# Fiberglass vs graphite rods



## 30-06-hunter (Sep 22, 2013)

For casting rods going after bigger fish, which do you prefer and why?


----------



## Dodger (Oct 20, 2009)

How big is "bigger fish?"

The tradeoff for fiberglass v. graphite is strength for sensitivity. Fiberglass rods are generally stronger while graphite rods are generally more brittle - they lose tips very easily. But, the graphite rods let you feel a lot more of what your lure is doing. So, it's all about the tradeoffs.

That's why they make composite rod blanks now, which are X% fiberglass and Y% graphite. They are trying to find the right tradeoff between strength and sensitivity for what you are trying to catch and designing a rod blank that is specific to that application. My kokanee blanks, for example, are made specifically for kokanee fishing in a downrigger. They have the right bend, the right action, and the right strength to deal with big salmon. Would I use that rod for bass? No way.

You won't find a rod for an Amberjack, a sailfish, a marlin, or a shark made of graphite. You just won't. They are ALL fiberglass and a lot of them are the older S-Glass fiberglass instead of the newer E-Glass fiberglass because S-Glass is even stronger than the E-Glass stuff.

You can try to do it all with one rod but the rod that does everything doesn't do anything right.

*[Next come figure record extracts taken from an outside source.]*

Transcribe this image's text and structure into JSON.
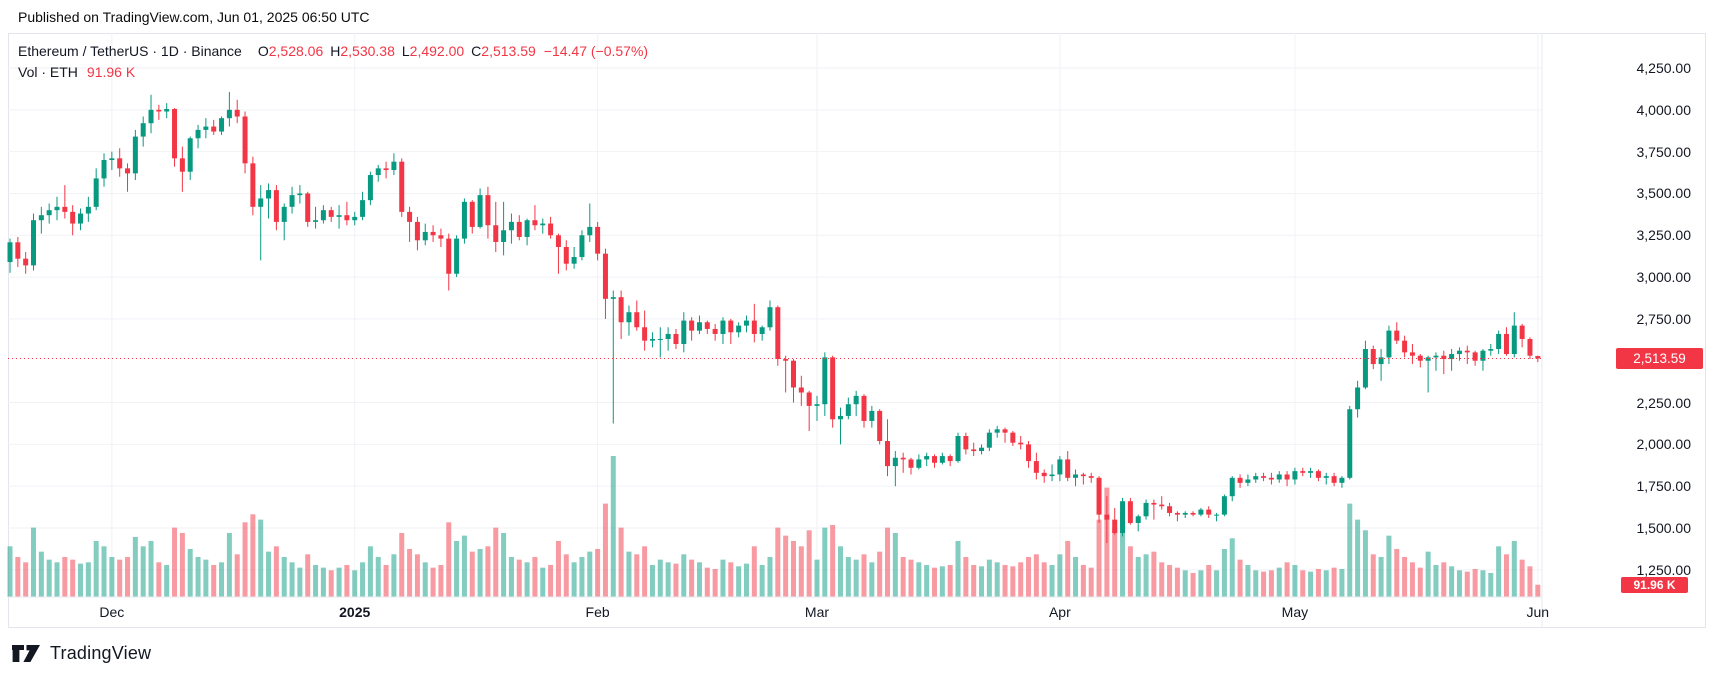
{
  "header": {
    "published": "Published on TradingView.com, Jun 01, 2025 06:50 UTC"
  },
  "legend": {
    "title": "Ethereum / TetherUS · 1D · Binance",
    "items": [
      {
        "label": "O",
        "value": "2,528.06"
      },
      {
        "label": "H",
        "value": "2,530.38"
      },
      {
        "label": "L",
        "value": "2,492.00"
      },
      {
        "label": "C",
        "value": "2,513.59"
      }
    ],
    "change": "−14.47 (−0.57%)",
    "volume_label": "Vol · ETH",
    "volume_value": "91.96 K"
  },
  "price_axis": {
    "ticks": [
      {
        "label": "4,250.00",
        "value": 4250
      },
      {
        "label": "4,000.00",
        "value": 4000
      },
      {
        "label": "3,750.00",
        "value": 3750
      },
      {
        "label": "3,500.00",
        "value": 3500
      },
      {
        "label": "3,250.00",
        "value": 3250
      },
      {
        "label": "3,000.00",
        "value": 3000
      },
      {
        "label": "2,750.00",
        "value": 2750
      },
      {
        "label": "2,250.00",
        "value": 2250
      },
      {
        "label": "2,000.00",
        "value": 2000
      },
      {
        "label": "1,750.00",
        "value": 1750
      },
      {
        "label": "1,500.00",
        "value": 1500
      },
      {
        "label": "1,250.00",
        "value": 1250
      }
    ],
    "last_price_label": "2,513.59",
    "last_price": 2513.59,
    "volume_badge": "91.96 K"
  },
  "time_axis": {
    "months": [
      {
        "label": "Dec",
        "candle_index": 13,
        "bold": false
      },
      {
        "label": "2025",
        "candle_index": 44,
        "bold": true
      },
      {
        "label": "Feb",
        "candle_index": 75,
        "bold": false
      },
      {
        "label": "Mar",
        "candle_index": 103,
        "bold": false
      },
      {
        "label": "Apr",
        "candle_index": 134,
        "bold": false
      },
      {
        "label": "May",
        "candle_index": 164,
        "bold": false
      },
      {
        "label": "Jun",
        "candle_index": 195,
        "bold": false
      }
    ]
  },
  "footer": {
    "brand": "TradingView"
  },
  "colors": {
    "up": "#089981",
    "down": "#F23645",
    "vol_up": "rgba(8,153,129,0.5)",
    "vol_down": "rgba(242,54,69,0.5)",
    "grid": "#F0F2F6",
    "border": "#E6E9EF",
    "last_price_line": "#F23645",
    "badge": "#F23645",
    "axis_text": "#131722"
  },
  "chart_data": {
    "type": "candlestick",
    "title": "Ethereum / TetherUS",
    "exchange": "Binance",
    "interval": "1D",
    "start_date": "2024-11-18",
    "end_date": "2025-06-01",
    "ylim": [
      1100,
      4460
    ],
    "last_close": 2513.59,
    "last_change": -14.47,
    "last_change_pct": -0.57,
    "last_volume_k": 91.96,
    "candle_fields": [
      "open",
      "high",
      "low",
      "close",
      "volume_k_eth"
    ],
    "candles": [
      [
        3090,
        3230,
        3025,
        3208,
        380
      ],
      [
        3208,
        3240,
        3060,
        3110,
        300
      ],
      [
        3110,
        3150,
        3020,
        3070,
        260
      ],
      [
        3070,
        3380,
        3040,
        3340,
        520
      ],
      [
        3340,
        3420,
        3260,
        3370,
        340
      ],
      [
        3370,
        3440,
        3320,
        3400,
        280
      ],
      [
        3400,
        3480,
        3340,
        3420,
        260
      ],
      [
        3420,
        3550,
        3350,
        3390,
        300
      ],
      [
        3390,
        3430,
        3250,
        3320,
        280
      ],
      [
        3320,
        3410,
        3280,
        3380,
        250
      ],
      [
        3380,
        3480,
        3330,
        3420,
        260
      ],
      [
        3420,
        3650,
        3400,
        3590,
        420
      ],
      [
        3590,
        3740,
        3540,
        3700,
        380
      ],
      [
        3700,
        3750,
        3640,
        3710,
        300
      ],
      [
        3710,
        3770,
        3600,
        3650,
        280
      ],
      [
        3650,
        3680,
        3510,
        3620,
        300
      ],
      [
        3620,
        3880,
        3580,
        3840,
        450
      ],
      [
        3840,
        3960,
        3780,
        3920,
        380
      ],
      [
        3920,
        4090,
        3860,
        4000,
        420
      ],
      [
        4000,
        4030,
        3940,
        3990,
        260
      ],
      [
        3990,
        4040,
        3950,
        4005,
        240
      ],
      [
        4005,
        4010,
        3660,
        3710,
        520
      ],
      [
        3710,
        3780,
        3510,
        3630,
        480
      ],
      [
        3630,
        3840,
        3580,
        3830,
        360
      ],
      [
        3830,
        3910,
        3770,
        3880,
        300
      ],
      [
        3880,
        3950,
        3830,
        3900,
        280
      ],
      [
        3900,
        3940,
        3850,
        3870,
        240
      ],
      [
        3870,
        3960,
        3850,
        3950,
        260
      ],
      [
        3950,
        4107,
        3900,
        4000,
        480
      ],
      [
        4000,
        4060,
        3920,
        3960,
        320
      ],
      [
        3960,
        3990,
        3620,
        3680,
        560
      ],
      [
        3680,
        3720,
        3370,
        3420,
        620
      ],
      [
        3420,
        3550,
        3100,
        3470,
        580
      ],
      [
        3470,
        3560,
        3350,
        3520,
        340
      ],
      [
        3520,
        3550,
        3280,
        3330,
        380
      ],
      [
        3330,
        3440,
        3220,
        3420,
        300
      ],
      [
        3420,
        3540,
        3380,
        3490,
        260
      ],
      [
        3490,
        3550,
        3440,
        3500,
        220
      ],
      [
        3500,
        3510,
        3300,
        3330,
        320
      ],
      [
        3330,
        3420,
        3290,
        3340,
        240
      ],
      [
        3340,
        3430,
        3320,
        3400,
        220
      ],
      [
        3400,
        3420,
        3330,
        3360,
        200
      ],
      [
        3360,
        3430,
        3290,
        3370,
        220
      ],
      [
        3370,
        3450,
        3310,
        3340,
        240
      ],
      [
        3340,
        3390,
        3310,
        3360,
        200
      ],
      [
        3360,
        3510,
        3340,
        3460,
        260
      ],
      [
        3460,
        3630,
        3430,
        3610,
        380
      ],
      [
        3610,
        3670,
        3570,
        3650,
        300
      ],
      [
        3650,
        3690,
        3590,
        3640,
        240
      ],
      [
        3640,
        3740,
        3610,
        3690,
        320
      ],
      [
        3690,
        3710,
        3360,
        3390,
        480
      ],
      [
        3390,
        3420,
        3210,
        3330,
        360
      ],
      [
        3330,
        3360,
        3160,
        3220,
        320
      ],
      [
        3220,
        3320,
        3190,
        3270,
        260
      ],
      [
        3270,
        3310,
        3210,
        3250,
        220
      ],
      [
        3250,
        3290,
        3180,
        3230,
        240
      ],
      [
        3230,
        3260,
        2920,
        3020,
        560
      ],
      [
        3020,
        3250,
        3000,
        3230,
        420
      ],
      [
        3230,
        3470,
        3200,
        3450,
        460
      ],
      [
        3450,
        3460,
        3260,
        3300,
        340
      ],
      [
        3300,
        3530,
        3290,
        3490,
        360
      ],
      [
        3490,
        3540,
        3230,
        3310,
        380
      ],
      [
        3310,
        3450,
        3150,
        3210,
        520
      ],
      [
        3210,
        3450,
        3130,
        3280,
        480
      ],
      [
        3280,
        3380,
        3200,
        3330,
        300
      ],
      [
        3330,
        3370,
        3220,
        3240,
        280
      ],
      [
        3240,
        3350,
        3190,
        3340,
        260
      ],
      [
        3340,
        3430,
        3280,
        3310,
        300
      ],
      [
        3310,
        3350,
        3260,
        3320,
        220
      ],
      [
        3320,
        3360,
        3230,
        3250,
        240
      ],
      [
        3250,
        3260,
        3020,
        3180,
        420
      ],
      [
        3180,
        3220,
        3040,
        3080,
        320
      ],
      [
        3080,
        3180,
        3050,
        3120,
        260
      ],
      [
        3120,
        3280,
        3100,
        3250,
        300
      ],
      [
        3250,
        3440,
        3210,
        3300,
        340
      ],
      [
        3300,
        3330,
        3100,
        3140,
        360
      ],
      [
        3140,
        3170,
        2750,
        2870,
        700
      ],
      [
        2870,
        2920,
        2125,
        2880,
        1057
      ],
      [
        2880,
        2920,
        2630,
        2730,
        520
      ],
      [
        2730,
        2830,
        2650,
        2790,
        340
      ],
      [
        2790,
        2860,
        2680,
        2700,
        320
      ],
      [
        2700,
        2800,
        2560,
        2620,
        380
      ],
      [
        2620,
        2670,
        2580,
        2630,
        240
      ],
      [
        2630,
        2700,
        2520,
        2630,
        280
      ],
      [
        2630,
        2700,
        2560,
        2660,
        260
      ],
      [
        2660,
        2690,
        2570,
        2600,
        250
      ],
      [
        2600,
        2790,
        2550,
        2740,
        320
      ],
      [
        2740,
        2760,
        2620,
        2680,
        280
      ],
      [
        2680,
        2770,
        2660,
        2730,
        260
      ],
      [
        2730,
        2740,
        2660,
        2690,
        220
      ],
      [
        2690,
        2720,
        2620,
        2660,
        210
      ],
      [
        2660,
        2760,
        2600,
        2740,
        280
      ],
      [
        2740,
        2750,
        2600,
        2670,
        260
      ],
      [
        2670,
        2730,
        2640,
        2710,
        230
      ],
      [
        2710,
        2770,
        2670,
        2740,
        250
      ],
      [
        2740,
        2840,
        2610,
        2660,
        380
      ],
      [
        2660,
        2710,
        2620,
        2700,
        240
      ],
      [
        2700,
        2860,
        2680,
        2820,
        300
      ],
      [
        2820,
        2830,
        2470,
        2510,
        520
      ],
      [
        2510,
        2530,
        2310,
        2500,
        460
      ],
      [
        2500,
        2510,
        2250,
        2340,
        420
      ],
      [
        2340,
        2410,
        2230,
        2310,
        380
      ],
      [
        2310,
        2320,
        2080,
        2230,
        500
      ],
      [
        2230,
        2290,
        2140,
        2240,
        280
      ],
      [
        2240,
        2550,
        2170,
        2520,
        520
      ],
      [
        2520,
        2530,
        2100,
        2150,
        540
      ],
      [
        2150,
        2220,
        2000,
        2170,
        380
      ],
      [
        2170,
        2280,
        2150,
        2240,
        300
      ],
      [
        2240,
        2320,
        2170,
        2290,
        280
      ],
      [
        2290,
        2300,
        2100,
        2140,
        320
      ],
      [
        2140,
        2230,
        2100,
        2200,
        260
      ],
      [
        2200,
        2210,
        2000,
        2020,
        340
      ],
      [
        2020,
        2150,
        1810,
        1870,
        520
      ],
      [
        1870,
        1960,
        1750,
        1920,
        480
      ],
      [
        1920,
        1950,
        1830,
        1910,
        300
      ],
      [
        1910,
        1920,
        1820,
        1860,
        280
      ],
      [
        1860,
        1940,
        1850,
        1910,
        260
      ],
      [
        1910,
        1950,
        1870,
        1930,
        240
      ],
      [
        1930,
        1940,
        1860,
        1890,
        220
      ],
      [
        1890,
        1950,
        1880,
        1930,
        230
      ],
      [
        1930,
        1940,
        1870,
        1900,
        240
      ],
      [
        1900,
        2070,
        1890,
        2050,
        420
      ],
      [
        2050,
        2070,
        1940,
        1970,
        300
      ],
      [
        1970,
        2010,
        1930,
        1960,
        240
      ],
      [
        1960,
        2000,
        1940,
        1980,
        230
      ],
      [
        1980,
        2090,
        1960,
        2070,
        280
      ],
      [
        2070,
        2110,
        2040,
        2090,
        260
      ],
      [
        2090,
        2100,
        2010,
        2070,
        240
      ],
      [
        2070,
        2080,
        1990,
        2010,
        230
      ],
      [
        2010,
        2050,
        1970,
        2000,
        260
      ],
      [
        2000,
        2020,
        1860,
        1900,
        300
      ],
      [
        1900,
        1950,
        1790,
        1830,
        320
      ],
      [
        1830,
        1850,
        1770,
        1810,
        260
      ],
      [
        1810,
        1880,
        1780,
        1820,
        240
      ],
      [
        1820,
        1930,
        1780,
        1910,
        320
      ],
      [
        1910,
        1960,
        1780,
        1800,
        420
      ],
      [
        1800,
        1850,
        1750,
        1820,
        300
      ],
      [
        1820,
        1830,
        1760,
        1810,
        240
      ],
      [
        1810,
        1830,
        1770,
        1800,
        220
      ],
      [
        1800,
        1810,
        1530,
        1580,
        580
      ],
      [
        1580,
        1690,
        1410,
        1550,
        820
      ],
      [
        1550,
        1620,
        1460,
        1470,
        520
      ],
      [
        1470,
        1680,
        1450,
        1660,
        640
      ],
      [
        1660,
        1680,
        1520,
        1530,
        380
      ],
      [
        1530,
        1580,
        1480,
        1570,
        300
      ],
      [
        1570,
        1670,
        1550,
        1650,
        320
      ],
      [
        1650,
        1670,
        1550,
        1640,
        340
      ],
      [
        1640,
        1690,
        1610,
        1630,
        260
      ],
      [
        1630,
        1650,
        1570,
        1590,
        240
      ],
      [
        1590,
        1600,
        1540,
        1580,
        220
      ],
      [
        1580,
        1600,
        1560,
        1590,
        200
      ],
      [
        1590,
        1600,
        1570,
        1580,
        180
      ],
      [
        1580,
        1620,
        1570,
        1610,
        200
      ],
      [
        1610,
        1630,
        1560,
        1580,
        240
      ],
      [
        1580,
        1590,
        1540,
        1580,
        200
      ],
      [
        1580,
        1700,
        1570,
        1690,
        360
      ],
      [
        1690,
        1810,
        1660,
        1800,
        440
      ],
      [
        1800,
        1820,
        1740,
        1770,
        280
      ],
      [
        1770,
        1820,
        1750,
        1790,
        240
      ],
      [
        1790,
        1830,
        1770,
        1810,
        200
      ],
      [
        1810,
        1830,
        1780,
        1800,
        190
      ],
      [
        1800,
        1830,
        1760,
        1790,
        200
      ],
      [
        1790,
        1840,
        1770,
        1820,
        220
      ],
      [
        1820,
        1840,
        1750,
        1790,
        260
      ],
      [
        1790,
        1860,
        1760,
        1840,
        240
      ],
      [
        1840,
        1860,
        1810,
        1830,
        200
      ],
      [
        1830,
        1860,
        1800,
        1840,
        190
      ],
      [
        1840,
        1850,
        1780,
        1800,
        210
      ],
      [
        1800,
        1830,
        1760,
        1810,
        200
      ],
      [
        1810,
        1830,
        1750,
        1770,
        220
      ],
      [
        1770,
        1810,
        1740,
        1800,
        210
      ],
      [
        1800,
        2230,
        1790,
        2210,
        700
      ],
      [
        2210,
        2380,
        2160,
        2340,
        580
      ],
      [
        2340,
        2620,
        2330,
        2570,
        500
      ],
      [
        2570,
        2590,
        2450,
        2480,
        320
      ],
      [
        2480,
        2570,
        2380,
        2520,
        300
      ],
      [
        2520,
        2710,
        2480,
        2680,
        460
      ],
      [
        2680,
        2730,
        2600,
        2620,
        360
      ],
      [
        2620,
        2650,
        2520,
        2550,
        300
      ],
      [
        2550,
        2600,
        2480,
        2530,
        260
      ],
      [
        2530,
        2540,
        2460,
        2500,
        220
      ],
      [
        2500,
        2530,
        2310,
        2520,
        340
      ],
      [
        2520,
        2550,
        2440,
        2530,
        240
      ],
      [
        2530,
        2560,
        2420,
        2510,
        260
      ],
      [
        2510,
        2570,
        2440,
        2540,
        230
      ],
      [
        2540,
        2580,
        2500,
        2560,
        200
      ],
      [
        2560,
        2590,
        2480,
        2550,
        190
      ],
      [
        2550,
        2560,
        2470,
        2500,
        210
      ],
      [
        2500,
        2570,
        2440,
        2560,
        200
      ],
      [
        2560,
        2600,
        2530,
        2570,
        180
      ],
      [
        2570,
        2680,
        2540,
        2660,
        380
      ],
      [
        2660,
        2700,
        2530,
        2540,
        320
      ],
      [
        2540,
        2790,
        2520,
        2710,
        420
      ],
      [
        2710,
        2720,
        2580,
        2630,
        280
      ],
      [
        2630,
        2640,
        2510,
        2530,
        230
      ],
      [
        2528.06,
        2530.38,
        2492,
        2513.59,
        91.96
      ]
    ]
  }
}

You almost need a different rod for every different kind of fish you are after. 

I'm guessing if you are talking casting rods, you are talking about bigger bass or muskies/pike. If that's the case, I'd probably build a fiberglass blank so I had the backbone to deal with pulling up a bunch of weeds and yanking free of hangups, etc. A general rule of thumb might be, if you are going to use braid, use a fiberglass rod. 

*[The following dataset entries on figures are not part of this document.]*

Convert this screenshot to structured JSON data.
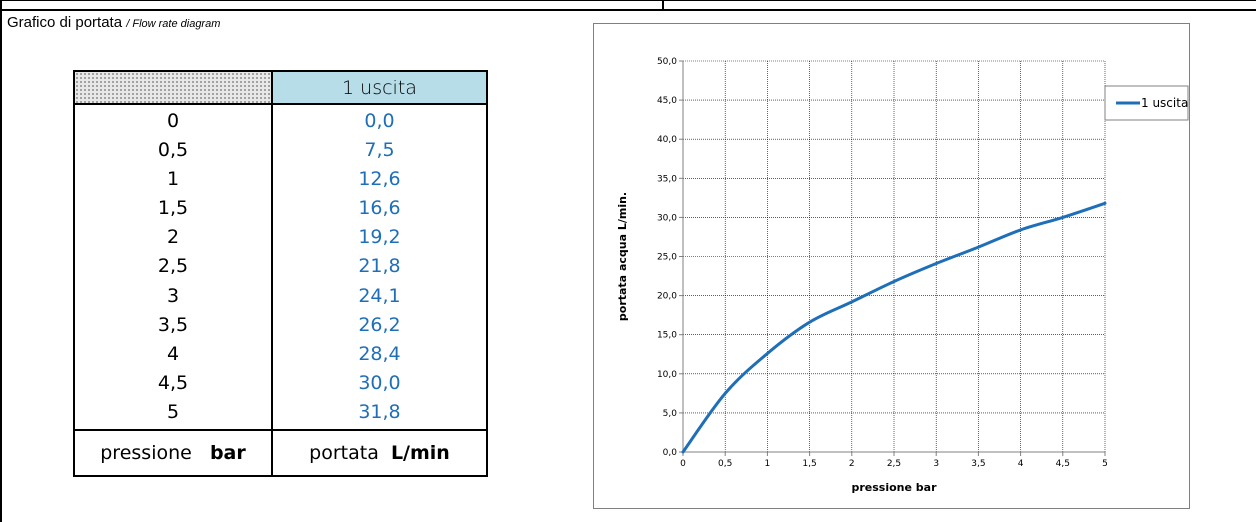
{
  "heading": {
    "title": "Grafico di portata",
    "subtitle": "/ Flow rate diagram"
  },
  "table": {
    "column_header": "1 uscita",
    "rows": [
      {
        "pressure": "0",
        "flow": "0,0"
      },
      {
        "pressure": "0,5",
        "flow": "7,5"
      },
      {
        "pressure": "1",
        "flow": "12,6"
      },
      {
        "pressure": "1,5",
        "flow": "16,6"
      },
      {
        "pressure": "2",
        "flow": "19,2"
      },
      {
        "pressure": "2,5",
        "flow": "21,8"
      },
      {
        "pressure": "3",
        "flow": "24,1"
      },
      {
        "pressure": "3,5",
        "flow": "26,2"
      },
      {
        "pressure": "4",
        "flow": "28,4"
      },
      {
        "pressure": "4,5",
        "flow": "30,0"
      },
      {
        "pressure": "5",
        "flow": "31,8"
      }
    ],
    "footer_left_text": "pressione",
    "footer_left_unit": "bar",
    "footer_right_text": "portata",
    "footer_right_unit": "L/min"
  },
  "colors": {
    "series": "#1f6fb8",
    "table_header": "#b7dde8"
  },
  "chart_data": {
    "type": "line",
    "title": "",
    "xlabel": "pressione bar",
    "ylabel": "portata acqua L/min.",
    "xlim": [
      0,
      5
    ],
    "ylim": [
      0,
      50
    ],
    "x_ticks": [
      "0",
      "0,5",
      "1",
      "1,5",
      "2",
      "2,5",
      "3",
      "3,5",
      "4",
      "4,5",
      "5"
    ],
    "y_ticks": [
      "0,0",
      "5,0",
      "10,0",
      "15,0",
      "20,0",
      "25,0",
      "30,0",
      "35,0",
      "40,0",
      "45,0",
      "50,0"
    ],
    "grid": true,
    "legend": "right",
    "series": [
      {
        "name": "1 uscita",
        "x": [
          0,
          0.5,
          1,
          1.5,
          2,
          2.5,
          3,
          3.5,
          4,
          4.5,
          5
        ],
        "values": [
          0.0,
          7.5,
          12.6,
          16.6,
          19.2,
          21.8,
          24.1,
          26.2,
          28.4,
          30.0,
          31.8
        ]
      }
    ]
  }
}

I'd have to know more about what you intend to fish for and how if you want a more specific answer.


----------



## 30-06-hunter (Sep 22, 2013)

Dodger said:


> How big is "bigger fish?"
> 
> The tradeoff for fiberglass v. graphite is strength for sensitivity. Fiberglass rods are generally stronger while graphite rods are generally more brittle - they lose tips very easily. But, the graphite rods let you feel a lot more of what your lure is doing. So, it's all about the tradeoffs.
> 
> ...


Mostly for lake trout, looking at a pair of medium for jigging and trolling pups and a pair of medium heavy for the big guys, basically to get set up for my wife and I when I pick up our boat in the next month or two.


----------



## Mr Muleskinner (Feb 14, 2012)

jigging=sensitivity

trolling=strength

Two entirely different methods of fishing. The moment a rod goes into a holder the sensitivity of the rod is lost.


----------



## Dodger (Oct 20, 2009)

30-06-hunter said:


> Mostly for lake trout, looking at a pair of medium for jigging and trolling pups and a pair of medium heavy for the big guys, basically to get set up for my wife and I when I pick up our boat in the next month or two.

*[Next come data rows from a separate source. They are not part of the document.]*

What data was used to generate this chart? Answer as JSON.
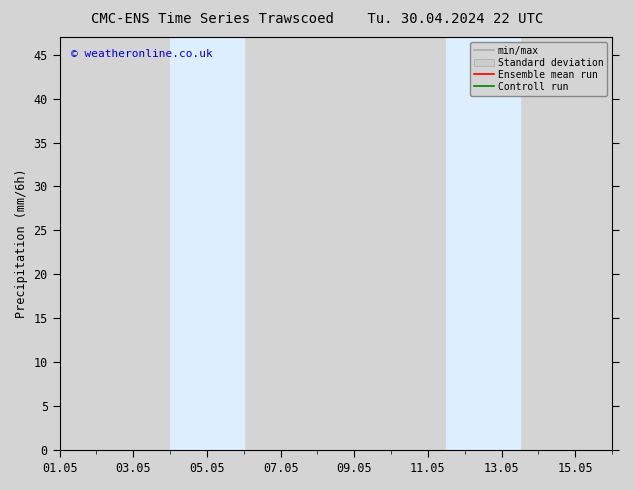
{
  "title_left": "CMC-ENS Time Series Trawscoed",
  "title_right": "Tu. 30.04.2024 22 UTC",
  "ylabel": "Precipitation (mm/6h)",
  "watermark": "© weatheronline.co.uk",
  "ylim": [
    0,
    47
  ],
  "yticks": [
    0,
    5,
    10,
    15,
    20,
    25,
    30,
    35,
    40,
    45
  ],
  "x_start": "2024-05-01",
  "x_end": "2024-05-16",
  "xtick_labels": [
    "01.05",
    "03.05",
    "05.05",
    "07.05",
    "09.05",
    "11.05",
    "13.05",
    "15.05"
  ],
  "xtick_positions_days": [
    0,
    2,
    4,
    6,
    8,
    10,
    12,
    14
  ],
  "shade_regions": [
    {
      "start_day": 3.0,
      "end_day": 5.0,
      "color": "#ddeeff"
    },
    {
      "start_day": 10.5,
      "end_day": 12.5,
      "color": "#ddeeff"
    }
  ],
  "bg_color": "#d4d4d4",
  "plot_bg_color": "#d4d4d4",
  "border_color": "#000000",
  "legend_items": [
    {
      "label": "min/max",
      "type": "line",
      "color": "#aaaaaa"
    },
    {
      "label": "Standard deviation",
      "type": "line",
      "color": "#cccccc"
    },
    {
      "label": "Ensemble mean run",
      "type": "line",
      "color": "#ff0000"
    },
    {
      "label": "Controll run",
      "type": "line",
      "color": "#008000"
    }
  ],
  "title_fontsize": 10,
  "axis_fontsize": 8.5,
  "watermark_color": "#0000cc",
  "grid_color": "#bbbbbb"
}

I wouldn't use the same rod for both jigging and trolling. When you are jigging you are going to want a little more sensitivity than with trolling. You could get something in the composite range for jigging. For trolling, I'd stick to an all glass rod. The one I use is rated 12-25 pounds with a fast tip. For jigging the big boys and the little macs, I'd probably get something in the range of 8-12 pound with the fastest tip I could find. You'll have a lot more fun pulling lake trout from the briny depths a lighter rod than you will with a 20-30 pound colossus.

But if it was me, I'd build my own. And I do so I can get exactly what I want. There isn't a manufacturer out there that thought "hey, what kind of rod should we make for guys who like to jig macs on Flaming Gorge?" You'll never have the rod you want until you make it.


----------



## 30-06-hunter (Sep 22, 2013)

Dodger said:


> I wouldn't use the same rod for both jigging and trolling. When you are jigging you are going to want a little more sensitivity than with trolling. You could get something in the composite range for jigging. For trolling, I'd stick to an all glass rod. The one I use is rated 12-25 pounds with a fast tip. For jigging the big boys and the little macs, I'd probably get something in the range of 8-12 pound with the fastest tip I could find. You'll have a lot more fun pulling lake trout from the briny depths a lighter rod than you will with a 20-30 pound colossus.
> 
> But if it was me, I'd build my own. And I do so I can get exactly what I want. There isn't a manufacturer out there that thought "hey, what kind of rod should we make for guys who like to jig macs on Flaming Gorge?" You'll never have the rod you want until you make it.


If I could physically build a rod I would, but having very limited use of my left hand limits some things I can do.


----------



## Dodger (Oct 20, 2009)

What's your budget like for the rods?


----------